CHAPTER 8 The aged care sector: residential and community care
When you finish this chapter you should be able to:
Introduction
Like other aspects of health care, aged care has become an issue of intense political debate. Governments want to minimise the costs of providing care for the elderly but no politician wants to be seen as denying care to older members of the community, depicted as vulnerable people who have worked hard all their lives. One response to these dilemmas has been a shift from welfare-based provision of services to a market-driven approach, where low-cost services are targeted at those in need while richer older people are expected to contribute to the costs of care. There have been frequent changes to the regulations that determine who is eligible for low-cost care, and a new industry of financial planning has evolved to help older Australians arrange their finances to qualify for subsidised care. As a result of this complexity, interest groups have become increasingly vocal in their demands for aged care services to be provided in a manner that is equitable, easy to understand and predictable.
Population trends
The number and proportion of older people in Australia have been increasing for several years. There was a big increase in the number of births between 1946 and 1961, with over 4 million Australians born as people recovered from the hardship of World War Two (Culture and Recreation Portal 2007). These baby boomers are now reaching old age. Large numbers of immigrants arrived in the post-war period and these people, too, are growing older. We are also living longer. Life expectancy increased by over 20 years in the period 1901–2001 (see Table 8.1) and there has also been a decline in the birth rate, magnifying the proportion of older people. There is concern about whether there will be enough ‘young’ people in future to pay taxes and provide the care needed by the growing number of ‘old’ people. In response, the Australian Government introduced substantial financial incentives for new mothers in 2001 and there has been an increase in births since 2002 (Australian Bureau of Statistics [ABS] 2007b).
Year of birth | Males | Females |
---|---|---|
1901–1910 | 55.2 | 58.8 |
1999–2001 | 77.0 | 82.4 |
2050–2051 (estimated) | 84.2 | 87.7 |
Source: Hogan 2004
A closer look at the statistics reveals the extent of these changes. At the 2006 Census, 24.3% of the population was aged 55 or over, up from 22% in 2001 (ABS 2007b). Figure 8.1 shows that the increase in the number of people aged 85 and over is particularly striking (ABS 2006f) and this is the age group that is most likely to require health care (McCallum 2000). Even so, a decline in health is not inevitable as people get older. The challenge for health care workers is to help people maintain their wellbeing as they age so as to prevent or delay the onset of illness.
Hospital care
Older patients are admitted to both public and private hospitals. As discussed in Chapter 5, many older Australians maintain their private health insurance cover despite its cost, believing that it gives them choice and greater access to care. Meanwhile, insurance companies have to meet the escalating costs associated with older patients. This is a consequence of the market model of private health insurance in Australia. In turn, the fact of having private health cover may increase demand for care.

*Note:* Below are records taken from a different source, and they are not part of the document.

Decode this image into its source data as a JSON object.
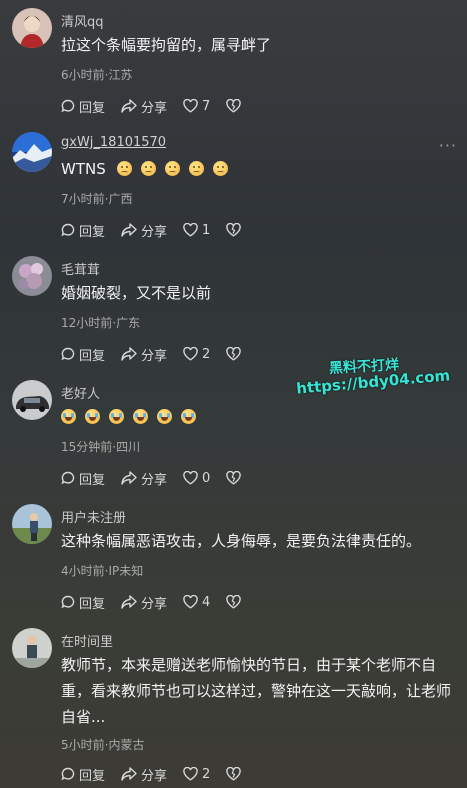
{
  "comments": [
    {
      "username": "清风qq",
      "text": "拉这个条幅要拘留的，属寻衅了",
      "meta": "6小时前·江苏",
      "reply": "回复",
      "share": "分享",
      "likes": "7"
    },
    {
      "username": "gxWj_18101570",
      "text": "WTNS",
      "meta": "7小时前·广西",
      "reply": "回复",
      "share": "分享",
      "likes": "1",
      "more": "···"
    },
    {
      "username": "毛茸茸",
      "text": "婚姻破裂，又不是以前",
      "meta": "12小时前·广东",
      "reply": "回复",
      "share": "分享",
      "likes": "2"
    },
    {
      "username": "老好人",
      "text": "",
      "meta": "15分钟前·四川",
      "reply": "回复",
      "share": "分享",
      "likes": "0"
    },
    {
      "username": "用户未注册",
      "text": "这种条幅属恶语攻击，人身侮辱，是要负法律责任的。",
      "meta": "4小时前·IP未知",
      "reply": "回复",
      "share": "分享",
      "likes": "4"
    },
    {
      "username": "在时间里",
      "text": "教师节，本来是赠送老师愉快的节日，由于某个老师不自重，看来教师节也可以这样过，警钟在这一天敲响，让老师自省...",
      "meta": "5小时前·内蒙古",
      "reply": "回复",
      "share": "分享",
      "likes": "2"
    }
  ],
  "watermark": {
    "line1": "黑料不打烊",
    "line2": "https://bdy04.com"
  },
  "colors": {
    "background": "#34393a",
    "watermark": "#35e6d5"
  }
}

Walker et al (2006) found that the wealthiest quintile of people aged over 60 years in NSW was more likely to be hospitalised than others of the same age, despite having generally better health. For example, they were admitted to private hospitals for procedures such as screening tests or chemotherapy because they had health insurance. Patients without insurance underwent these procedures as outpatients in public hospitals. This suggests that a review of policies governing hospital admission for insured patients may help to contain the costs of elder health care.
Aged care in the community
In the 1950s and 1960s, community groups and municipalities started to develop services for elderly people living at home and their carers. These services were fragmented, not always needs based and recipients had little voice in how they were run (Walker-Birckhead 1985). At the same time, the Federal government was spending heavily on nursing homes for the elderly, informed by a perspective that saw ageing as a medical problem (Healy 1990). The establishment of the Home and Community Care (HACC) program by the Federal government in 1985 signalled a major policy shift to provide services based on needs rather than age alone (Healy 1990). HACC is jointly funded by Federal, state and territory governments and aims to provide integrated services to the frail elderly and people with disabilities living at home (Palmer & Short 1994). Three smaller programs, Community Aged Care Packages (CACP), Extended Aged Care at Home (EACH) and EACH Dementia provide care at home for people with complex needs who would otherwise be in residential care (AIHW 2007c).
Traditionally, families provided care for their older members with little support from outside agencies. This informal care continues to be of major importance in helping frail older people stay at home. The burden of care does not fall evenly across the community. Of the 500 000 primary carers in Australia 70% are women and 29% are over 60 years old; 23% care for a parent; 43% of all carers, but 69% of those over 60, care for a spouse/partner. Over half of all carers spend 20 hours a week or more providing unpaid care. Many experience fatigue and reduced wellbeing as a result. The Commonwealth government supports some carers financially through carers’ payments that supplement or replace income from paid work (Commonwealth Department of Health and Ageing 2004). Even so, one estimate valued the work of unpaid carers at $19.3 billion, or almost double the amount paid by governments to welfare services (AIHW 2004b).